Vous êtes évacuée en France et vous y restez pendant combien de temps ?
Déjà je reviens, je repars parce que j’étais en séances
intensives de rééducation. Je venais voir mes enfants et je repartais.
Je l’ai fait pendant près de deux ans jusqu’en 1998. Après, les séances
devenaient plus espacées et je pouvais passer trois mois. Puis j’ai
repris le travail, mais j’étais hôtesse au sol.
Vous ne parlez toujours pas des indemnisations…
Je ne peux pas parler d’indemnisation puisque je n’en ai jamais reçu jusqu’à ce moment où je vous parle.
Est-ce que vous en avez demandé ?
J’ai beaucoup écrit. Mes collègues se moquaient même de moi et
plaisantaient en me disant « tu n’es plus hôtesse de l’air. Tu ne sers
plus les boissons maintenant ce sont les papiers. Tu es devenue
journaliste ? ». J’ai écrit. Je me suis plaint au niveau de la compagnie
par rapport à mon salaire. Parce que, à leur niveau, ils m’étaient
redevables de mon salaire de navigant que je n’ai jamais eu jusqu’à la
fermeture de la Camair.
Vous avez reçu une réponse au moins ?
J’ai reçu une réponse à l’un de mes courriers par rapport à mon
salaire. Ils m’ont répondu que j’étais bien payée. J’ai des acquis de
salaire qui m’ont été retirés. Je ne sais pas comment ils ont su cela.
Je ne sais pas où ils ont eu mes éléments de salaire. Mais toujours
est-il qu’ils m’ont dit que j’étais bien payée.
Mais madame, vous aviez tout de même une assurance, non?

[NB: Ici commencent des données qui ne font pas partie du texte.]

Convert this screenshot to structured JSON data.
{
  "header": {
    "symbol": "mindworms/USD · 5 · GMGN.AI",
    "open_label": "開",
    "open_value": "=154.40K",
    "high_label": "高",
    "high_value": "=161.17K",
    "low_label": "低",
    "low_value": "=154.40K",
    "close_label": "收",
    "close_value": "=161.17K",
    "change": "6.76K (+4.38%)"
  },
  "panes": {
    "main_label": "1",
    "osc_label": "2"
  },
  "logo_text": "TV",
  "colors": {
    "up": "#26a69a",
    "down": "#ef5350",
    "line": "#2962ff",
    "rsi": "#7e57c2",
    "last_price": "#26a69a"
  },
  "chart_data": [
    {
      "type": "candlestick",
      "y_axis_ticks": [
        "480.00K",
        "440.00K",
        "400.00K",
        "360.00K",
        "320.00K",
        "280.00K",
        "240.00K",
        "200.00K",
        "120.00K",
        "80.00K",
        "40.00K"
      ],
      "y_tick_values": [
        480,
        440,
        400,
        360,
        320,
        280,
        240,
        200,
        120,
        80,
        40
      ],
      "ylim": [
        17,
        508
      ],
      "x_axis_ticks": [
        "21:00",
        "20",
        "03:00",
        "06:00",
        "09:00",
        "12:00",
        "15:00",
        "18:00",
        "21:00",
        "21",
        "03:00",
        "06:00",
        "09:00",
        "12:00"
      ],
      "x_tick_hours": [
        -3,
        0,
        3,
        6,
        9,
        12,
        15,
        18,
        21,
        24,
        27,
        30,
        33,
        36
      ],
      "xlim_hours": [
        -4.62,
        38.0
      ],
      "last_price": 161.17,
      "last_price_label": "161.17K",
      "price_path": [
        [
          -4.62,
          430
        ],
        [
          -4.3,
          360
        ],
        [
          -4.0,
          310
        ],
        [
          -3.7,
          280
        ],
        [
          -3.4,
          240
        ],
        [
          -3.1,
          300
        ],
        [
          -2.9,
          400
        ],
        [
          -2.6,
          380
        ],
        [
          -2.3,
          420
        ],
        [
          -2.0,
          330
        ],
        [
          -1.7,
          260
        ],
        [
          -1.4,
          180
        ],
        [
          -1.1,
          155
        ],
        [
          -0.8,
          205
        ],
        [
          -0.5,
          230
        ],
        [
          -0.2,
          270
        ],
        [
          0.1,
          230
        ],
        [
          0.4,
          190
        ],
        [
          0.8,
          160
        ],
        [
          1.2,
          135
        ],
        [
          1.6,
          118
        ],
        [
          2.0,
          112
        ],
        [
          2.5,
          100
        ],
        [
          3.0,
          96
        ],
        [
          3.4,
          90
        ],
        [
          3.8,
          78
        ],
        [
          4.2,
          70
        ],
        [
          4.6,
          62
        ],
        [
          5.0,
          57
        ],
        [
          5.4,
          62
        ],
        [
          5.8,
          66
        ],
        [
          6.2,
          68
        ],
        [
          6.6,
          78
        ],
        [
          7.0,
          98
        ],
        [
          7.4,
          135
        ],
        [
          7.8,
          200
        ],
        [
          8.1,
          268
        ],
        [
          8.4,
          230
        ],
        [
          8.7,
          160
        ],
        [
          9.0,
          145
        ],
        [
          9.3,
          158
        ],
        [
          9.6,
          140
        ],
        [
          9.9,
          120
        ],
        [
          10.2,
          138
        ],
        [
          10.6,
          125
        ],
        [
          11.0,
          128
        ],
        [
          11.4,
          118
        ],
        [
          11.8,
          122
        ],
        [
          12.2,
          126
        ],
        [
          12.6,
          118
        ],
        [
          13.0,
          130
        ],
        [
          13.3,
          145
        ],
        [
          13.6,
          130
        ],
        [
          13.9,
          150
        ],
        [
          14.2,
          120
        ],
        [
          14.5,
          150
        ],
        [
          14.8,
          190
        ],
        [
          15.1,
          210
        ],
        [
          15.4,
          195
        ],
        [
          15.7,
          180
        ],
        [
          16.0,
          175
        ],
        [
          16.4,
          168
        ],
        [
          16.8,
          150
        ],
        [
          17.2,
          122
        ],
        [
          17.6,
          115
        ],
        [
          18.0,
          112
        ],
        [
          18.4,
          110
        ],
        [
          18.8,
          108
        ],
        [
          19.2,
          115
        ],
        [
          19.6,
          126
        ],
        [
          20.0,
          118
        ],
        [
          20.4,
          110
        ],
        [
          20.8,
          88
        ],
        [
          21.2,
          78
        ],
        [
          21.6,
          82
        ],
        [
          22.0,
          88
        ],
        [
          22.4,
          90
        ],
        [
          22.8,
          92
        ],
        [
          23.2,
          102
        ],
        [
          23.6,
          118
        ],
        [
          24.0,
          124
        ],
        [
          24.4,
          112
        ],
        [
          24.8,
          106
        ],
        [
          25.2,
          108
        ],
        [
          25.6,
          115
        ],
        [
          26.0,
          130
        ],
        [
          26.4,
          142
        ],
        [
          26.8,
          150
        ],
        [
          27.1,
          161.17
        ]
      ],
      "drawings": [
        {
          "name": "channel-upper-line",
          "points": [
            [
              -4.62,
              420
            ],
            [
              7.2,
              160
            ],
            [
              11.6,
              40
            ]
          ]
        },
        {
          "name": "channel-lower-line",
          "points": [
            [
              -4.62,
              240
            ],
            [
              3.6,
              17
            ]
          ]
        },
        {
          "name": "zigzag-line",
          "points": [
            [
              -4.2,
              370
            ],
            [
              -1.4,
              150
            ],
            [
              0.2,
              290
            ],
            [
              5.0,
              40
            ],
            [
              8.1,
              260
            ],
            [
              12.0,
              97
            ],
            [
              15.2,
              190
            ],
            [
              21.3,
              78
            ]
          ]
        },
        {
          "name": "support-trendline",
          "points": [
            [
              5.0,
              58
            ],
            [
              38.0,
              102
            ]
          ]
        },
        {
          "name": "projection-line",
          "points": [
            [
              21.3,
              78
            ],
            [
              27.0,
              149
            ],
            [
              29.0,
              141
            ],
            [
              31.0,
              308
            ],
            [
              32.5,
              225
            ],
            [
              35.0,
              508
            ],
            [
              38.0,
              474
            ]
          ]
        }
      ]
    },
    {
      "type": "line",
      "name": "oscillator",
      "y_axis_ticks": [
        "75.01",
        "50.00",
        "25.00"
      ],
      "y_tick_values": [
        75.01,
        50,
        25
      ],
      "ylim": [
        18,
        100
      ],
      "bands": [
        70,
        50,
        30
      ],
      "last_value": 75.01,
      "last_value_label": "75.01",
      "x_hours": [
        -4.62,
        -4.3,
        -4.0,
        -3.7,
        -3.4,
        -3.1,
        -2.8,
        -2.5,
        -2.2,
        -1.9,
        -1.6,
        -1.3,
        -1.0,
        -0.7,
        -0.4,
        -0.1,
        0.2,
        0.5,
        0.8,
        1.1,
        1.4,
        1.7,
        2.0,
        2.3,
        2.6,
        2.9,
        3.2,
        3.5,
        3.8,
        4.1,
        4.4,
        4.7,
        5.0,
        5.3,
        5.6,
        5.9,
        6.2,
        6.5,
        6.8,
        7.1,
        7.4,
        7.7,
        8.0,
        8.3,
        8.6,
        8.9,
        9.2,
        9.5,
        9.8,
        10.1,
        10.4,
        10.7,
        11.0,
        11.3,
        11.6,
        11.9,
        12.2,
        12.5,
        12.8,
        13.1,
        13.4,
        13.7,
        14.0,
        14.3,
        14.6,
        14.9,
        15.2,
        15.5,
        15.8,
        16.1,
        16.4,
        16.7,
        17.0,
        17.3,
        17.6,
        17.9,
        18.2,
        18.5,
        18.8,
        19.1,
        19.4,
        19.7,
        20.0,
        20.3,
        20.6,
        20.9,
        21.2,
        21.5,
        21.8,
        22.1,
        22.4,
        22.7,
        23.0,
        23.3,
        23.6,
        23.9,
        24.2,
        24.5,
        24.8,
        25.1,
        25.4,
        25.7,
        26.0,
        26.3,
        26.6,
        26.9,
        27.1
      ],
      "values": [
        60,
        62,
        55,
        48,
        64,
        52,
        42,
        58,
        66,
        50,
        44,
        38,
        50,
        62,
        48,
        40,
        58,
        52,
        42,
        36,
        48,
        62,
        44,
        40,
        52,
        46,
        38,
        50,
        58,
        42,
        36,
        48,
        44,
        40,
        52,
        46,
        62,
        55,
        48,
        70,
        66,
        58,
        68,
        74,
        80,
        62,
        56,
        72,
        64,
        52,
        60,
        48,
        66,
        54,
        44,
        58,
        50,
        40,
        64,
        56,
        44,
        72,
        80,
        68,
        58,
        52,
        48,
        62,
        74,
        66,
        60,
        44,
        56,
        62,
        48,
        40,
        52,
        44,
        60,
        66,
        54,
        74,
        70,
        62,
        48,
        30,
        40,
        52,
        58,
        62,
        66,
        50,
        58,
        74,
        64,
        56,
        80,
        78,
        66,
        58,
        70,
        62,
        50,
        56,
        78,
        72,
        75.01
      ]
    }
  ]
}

Je suis membre de l’équipage. Mon assurance est payée par
moi-même. Tout membre d’équipage est assuré, mais son assurance est
payée par lui-même. Ca n’a rien à voir avec l’indemnisation ou quoi que
ce soit. C’est une assurance individuelle comme un chanteur prendrait
une assurance pour sa voix. Et l’assurance n’est valable que si on
arrive à terme. Or avec cet accident, mon assurance arrivait à terme à
55 ans. Ce que je n’ai pas atteint. Et la Camair ne m’a jamais
remboursée.
Vous avez été citée par l’ancien ministre
Marafa dans l’une de ses lettres… Comment est-ce que cette nouvelle vous
est-elle parvenue ?
Quand j’ai appris cette nouvelle, j’étais en France. Mes amis
m’ont appelée du Cameroun et m’ont dit qu’on parle de moi dans les
journaux. J’étais étonnée et écœurée parce que chez nous, on dit qu’on
ne touche pas l’argent du sang. Je ne savais pas que des gens pouvaient
encore faire ça. Je suis revenue au Cameroun.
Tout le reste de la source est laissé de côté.